Agentes Penitenciários fizeram paralisação por orientação da FENASPEN pela aprovação da PEC 308 da Policia Penal

             aldir

Agentes e inspetores penitenciários fizeram hoje uma paralisação pacífica em frente as unidades do Sistema Penitenciário, como marca de luta pela aprovação pelo Congresso Nacional da PEC 308, que trata da criação da Policia Penal nos âmbitos estadual e federal e que tramita no legislativo federal desde 2004.

               O inspetor penitenciário Ideraldo Gomes, presidente em exercício do Sindicato dos Servidores Públicos do Sistema Penitenciário do Maranhão, registrou que o movimento pacífico, foi importante sob o ponto de vista de organização e luta da categoria, que se encontra em estado de greve, conforme deliberação de assembleia geral da Federação Sindical Nacional dos Servidores Penitenciários – FENASPEN, no dia 02 de fevereiro do presente exercício, disse o dirigente do SINDSPEN.

               Durante o período da paralisação, diretores do SINDSPEN e inúmeros associados registraram um apelo aas autoridades no sentido de que sejam nomeados os 138 agentes penitenciários excedentes, aprovados em concurso público e que já foram submetidos aos cursos de capacitação para o exercício profissional.

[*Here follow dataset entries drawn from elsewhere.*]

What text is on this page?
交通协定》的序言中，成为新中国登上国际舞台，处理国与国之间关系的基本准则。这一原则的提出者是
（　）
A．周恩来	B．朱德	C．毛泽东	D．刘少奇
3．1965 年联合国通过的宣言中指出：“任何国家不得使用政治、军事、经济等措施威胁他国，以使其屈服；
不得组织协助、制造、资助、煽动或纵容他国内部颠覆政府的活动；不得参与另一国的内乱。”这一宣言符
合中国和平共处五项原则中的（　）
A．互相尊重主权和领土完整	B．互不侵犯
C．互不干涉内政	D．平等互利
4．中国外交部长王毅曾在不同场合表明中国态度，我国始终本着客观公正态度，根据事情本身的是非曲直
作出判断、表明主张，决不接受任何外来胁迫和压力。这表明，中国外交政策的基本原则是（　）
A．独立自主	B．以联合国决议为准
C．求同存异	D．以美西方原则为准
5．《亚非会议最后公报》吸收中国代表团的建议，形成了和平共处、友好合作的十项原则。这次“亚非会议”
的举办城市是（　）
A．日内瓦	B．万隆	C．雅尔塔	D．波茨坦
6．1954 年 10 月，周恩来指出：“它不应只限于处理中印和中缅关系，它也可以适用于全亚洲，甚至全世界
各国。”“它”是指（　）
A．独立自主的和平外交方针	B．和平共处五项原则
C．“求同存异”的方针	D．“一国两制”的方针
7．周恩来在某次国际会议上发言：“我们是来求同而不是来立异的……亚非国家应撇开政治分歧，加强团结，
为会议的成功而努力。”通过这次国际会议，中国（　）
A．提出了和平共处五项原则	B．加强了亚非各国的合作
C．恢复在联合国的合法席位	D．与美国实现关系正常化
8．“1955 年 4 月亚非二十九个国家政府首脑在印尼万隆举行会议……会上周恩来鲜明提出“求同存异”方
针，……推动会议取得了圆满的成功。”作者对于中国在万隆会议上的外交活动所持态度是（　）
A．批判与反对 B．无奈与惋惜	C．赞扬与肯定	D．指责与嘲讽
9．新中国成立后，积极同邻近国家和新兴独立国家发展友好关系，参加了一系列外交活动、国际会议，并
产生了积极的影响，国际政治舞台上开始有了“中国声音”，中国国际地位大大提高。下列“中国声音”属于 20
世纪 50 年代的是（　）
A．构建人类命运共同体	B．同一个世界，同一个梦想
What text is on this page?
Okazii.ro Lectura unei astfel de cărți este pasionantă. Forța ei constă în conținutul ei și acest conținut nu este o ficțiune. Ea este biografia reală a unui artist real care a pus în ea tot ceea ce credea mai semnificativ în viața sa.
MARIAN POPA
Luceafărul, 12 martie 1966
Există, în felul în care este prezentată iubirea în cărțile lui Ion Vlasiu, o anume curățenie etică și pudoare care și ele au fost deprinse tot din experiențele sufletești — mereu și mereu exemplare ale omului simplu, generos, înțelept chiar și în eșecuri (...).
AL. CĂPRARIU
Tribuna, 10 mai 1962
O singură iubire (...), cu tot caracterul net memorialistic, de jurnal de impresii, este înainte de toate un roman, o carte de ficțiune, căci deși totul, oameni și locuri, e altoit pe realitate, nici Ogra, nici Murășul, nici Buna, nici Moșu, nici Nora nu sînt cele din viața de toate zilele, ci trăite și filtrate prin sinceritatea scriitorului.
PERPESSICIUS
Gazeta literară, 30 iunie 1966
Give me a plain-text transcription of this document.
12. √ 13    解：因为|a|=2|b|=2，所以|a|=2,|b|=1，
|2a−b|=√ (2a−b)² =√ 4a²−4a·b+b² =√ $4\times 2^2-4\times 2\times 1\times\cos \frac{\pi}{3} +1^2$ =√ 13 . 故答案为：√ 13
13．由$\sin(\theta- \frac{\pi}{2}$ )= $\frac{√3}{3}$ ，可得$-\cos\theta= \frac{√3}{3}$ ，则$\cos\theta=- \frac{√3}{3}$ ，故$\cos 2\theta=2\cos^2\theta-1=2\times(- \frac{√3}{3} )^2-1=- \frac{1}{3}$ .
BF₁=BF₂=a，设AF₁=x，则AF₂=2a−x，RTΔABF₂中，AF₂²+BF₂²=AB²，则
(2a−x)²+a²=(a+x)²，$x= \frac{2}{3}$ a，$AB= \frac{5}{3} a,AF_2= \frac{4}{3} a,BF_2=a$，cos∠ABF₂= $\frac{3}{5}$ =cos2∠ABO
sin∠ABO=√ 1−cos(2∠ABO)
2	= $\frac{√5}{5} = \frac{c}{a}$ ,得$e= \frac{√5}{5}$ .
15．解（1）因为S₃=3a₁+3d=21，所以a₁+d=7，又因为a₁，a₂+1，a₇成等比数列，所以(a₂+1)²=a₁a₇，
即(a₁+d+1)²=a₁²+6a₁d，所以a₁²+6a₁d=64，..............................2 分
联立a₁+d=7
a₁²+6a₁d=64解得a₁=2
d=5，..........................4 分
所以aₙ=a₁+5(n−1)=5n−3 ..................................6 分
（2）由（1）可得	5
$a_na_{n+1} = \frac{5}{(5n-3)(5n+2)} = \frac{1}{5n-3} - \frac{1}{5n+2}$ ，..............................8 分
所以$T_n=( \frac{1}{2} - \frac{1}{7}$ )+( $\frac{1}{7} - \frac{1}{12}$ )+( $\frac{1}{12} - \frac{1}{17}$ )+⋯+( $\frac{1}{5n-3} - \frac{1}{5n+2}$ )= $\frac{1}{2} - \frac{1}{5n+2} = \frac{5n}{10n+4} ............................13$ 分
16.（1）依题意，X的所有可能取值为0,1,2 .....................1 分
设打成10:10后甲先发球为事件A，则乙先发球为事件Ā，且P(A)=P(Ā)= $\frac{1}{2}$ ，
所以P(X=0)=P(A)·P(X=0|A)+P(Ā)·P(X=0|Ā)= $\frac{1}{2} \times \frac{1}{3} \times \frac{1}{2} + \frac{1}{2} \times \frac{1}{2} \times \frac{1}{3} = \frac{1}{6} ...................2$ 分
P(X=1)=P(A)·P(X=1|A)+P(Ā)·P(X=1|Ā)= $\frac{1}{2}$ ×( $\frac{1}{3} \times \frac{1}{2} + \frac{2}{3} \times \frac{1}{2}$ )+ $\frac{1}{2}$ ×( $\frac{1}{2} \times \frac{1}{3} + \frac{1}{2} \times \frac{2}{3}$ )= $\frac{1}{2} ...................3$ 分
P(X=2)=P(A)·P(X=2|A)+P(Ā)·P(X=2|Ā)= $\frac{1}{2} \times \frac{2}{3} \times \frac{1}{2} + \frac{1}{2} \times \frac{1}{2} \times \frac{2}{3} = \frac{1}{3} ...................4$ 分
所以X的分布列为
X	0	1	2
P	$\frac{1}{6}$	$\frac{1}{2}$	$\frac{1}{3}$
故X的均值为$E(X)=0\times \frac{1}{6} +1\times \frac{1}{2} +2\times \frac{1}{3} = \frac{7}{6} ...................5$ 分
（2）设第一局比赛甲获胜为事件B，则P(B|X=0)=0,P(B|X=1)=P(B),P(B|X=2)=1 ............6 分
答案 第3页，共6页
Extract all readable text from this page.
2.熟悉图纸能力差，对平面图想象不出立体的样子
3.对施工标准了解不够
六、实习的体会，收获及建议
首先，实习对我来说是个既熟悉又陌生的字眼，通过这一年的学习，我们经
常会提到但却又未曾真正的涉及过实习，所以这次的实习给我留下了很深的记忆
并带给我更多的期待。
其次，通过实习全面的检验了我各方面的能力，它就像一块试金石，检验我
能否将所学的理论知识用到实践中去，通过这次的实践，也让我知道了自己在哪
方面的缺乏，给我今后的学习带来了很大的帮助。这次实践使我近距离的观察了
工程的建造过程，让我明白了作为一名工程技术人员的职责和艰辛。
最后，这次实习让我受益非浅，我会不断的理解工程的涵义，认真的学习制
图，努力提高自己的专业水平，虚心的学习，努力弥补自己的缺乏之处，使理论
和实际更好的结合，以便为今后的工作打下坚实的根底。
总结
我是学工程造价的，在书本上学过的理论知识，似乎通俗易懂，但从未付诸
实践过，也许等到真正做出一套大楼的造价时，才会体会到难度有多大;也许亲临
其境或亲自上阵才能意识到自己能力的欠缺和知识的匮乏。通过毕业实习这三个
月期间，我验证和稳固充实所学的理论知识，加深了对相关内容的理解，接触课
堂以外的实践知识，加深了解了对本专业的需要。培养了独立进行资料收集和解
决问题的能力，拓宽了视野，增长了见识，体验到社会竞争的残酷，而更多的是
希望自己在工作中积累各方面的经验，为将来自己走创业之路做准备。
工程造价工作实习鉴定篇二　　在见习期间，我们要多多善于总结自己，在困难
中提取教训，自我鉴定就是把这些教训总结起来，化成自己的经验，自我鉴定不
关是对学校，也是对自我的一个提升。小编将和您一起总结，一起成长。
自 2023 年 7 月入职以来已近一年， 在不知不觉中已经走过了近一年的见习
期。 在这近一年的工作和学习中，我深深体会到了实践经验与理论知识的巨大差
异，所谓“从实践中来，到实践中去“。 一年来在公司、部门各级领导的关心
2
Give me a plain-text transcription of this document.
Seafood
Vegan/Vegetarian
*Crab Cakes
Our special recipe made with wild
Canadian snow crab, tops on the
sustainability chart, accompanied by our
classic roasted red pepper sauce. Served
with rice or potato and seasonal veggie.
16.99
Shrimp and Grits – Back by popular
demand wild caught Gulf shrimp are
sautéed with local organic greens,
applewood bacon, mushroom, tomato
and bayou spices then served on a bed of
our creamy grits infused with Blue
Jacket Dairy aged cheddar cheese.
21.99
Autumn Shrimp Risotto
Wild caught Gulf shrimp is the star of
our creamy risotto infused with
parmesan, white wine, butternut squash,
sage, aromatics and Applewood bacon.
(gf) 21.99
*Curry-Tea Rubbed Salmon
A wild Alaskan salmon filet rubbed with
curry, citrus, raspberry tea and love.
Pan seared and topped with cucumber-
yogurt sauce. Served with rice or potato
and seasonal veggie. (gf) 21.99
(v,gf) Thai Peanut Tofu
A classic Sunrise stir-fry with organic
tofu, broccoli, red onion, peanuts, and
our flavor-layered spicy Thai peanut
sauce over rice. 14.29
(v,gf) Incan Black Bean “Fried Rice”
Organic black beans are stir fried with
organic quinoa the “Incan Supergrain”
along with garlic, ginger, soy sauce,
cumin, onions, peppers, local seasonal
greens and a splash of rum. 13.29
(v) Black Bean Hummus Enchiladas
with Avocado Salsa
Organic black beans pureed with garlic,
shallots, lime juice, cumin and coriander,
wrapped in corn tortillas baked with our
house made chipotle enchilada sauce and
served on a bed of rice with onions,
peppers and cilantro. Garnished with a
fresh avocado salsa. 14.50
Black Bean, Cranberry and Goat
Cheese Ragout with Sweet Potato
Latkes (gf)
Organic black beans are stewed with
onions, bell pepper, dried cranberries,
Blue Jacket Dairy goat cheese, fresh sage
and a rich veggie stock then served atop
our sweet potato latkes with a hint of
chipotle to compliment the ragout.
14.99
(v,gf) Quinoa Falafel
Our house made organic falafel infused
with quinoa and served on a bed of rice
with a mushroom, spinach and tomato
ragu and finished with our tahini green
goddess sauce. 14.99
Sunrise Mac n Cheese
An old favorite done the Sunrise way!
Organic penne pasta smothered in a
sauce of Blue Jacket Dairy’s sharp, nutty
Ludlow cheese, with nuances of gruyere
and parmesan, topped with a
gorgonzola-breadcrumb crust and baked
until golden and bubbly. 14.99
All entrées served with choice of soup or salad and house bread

Cézar Bombeiro, presidente licenciado, participou da paralisação e comentou que a criação da Policia Penal será a garantia de melhorias importantes para a segurança do Sistema Penitenciário, que hoje vem sendo avaliado de uma forma mais séria, diante dos fatos registrados em unidades prisionais do Amazonas e do Rio Grande do Norte. Destacou que é consenso entre o Ministério da Justiça, Conselho Nacional de Justiça, Conselho Nacional do Ministério Público, o próprio STF e o Depen, de que presídios terceirizados se constituem em incentivo a corrupção e marginaliza ainda mais a população carcerária, uma vez que o interesse dos empresários é ter mais presos para receberem mais dinheiro, o que ficou constatado no Amazonas, inclusive com a supressão de serviços necessários aos presos.  Com a larga experiência dentro do Sistema Penitenciário do Maranhão, Cézar Bombeiro diz que enquanto não se trabalhar seriamente para acabar com a superpopulação nas unidades prisionais e se trate efetivamente os presos como seres humanos fica bastante difícil de desenvolver projetos de ressocialização em qualquer unidade do país, afirmou.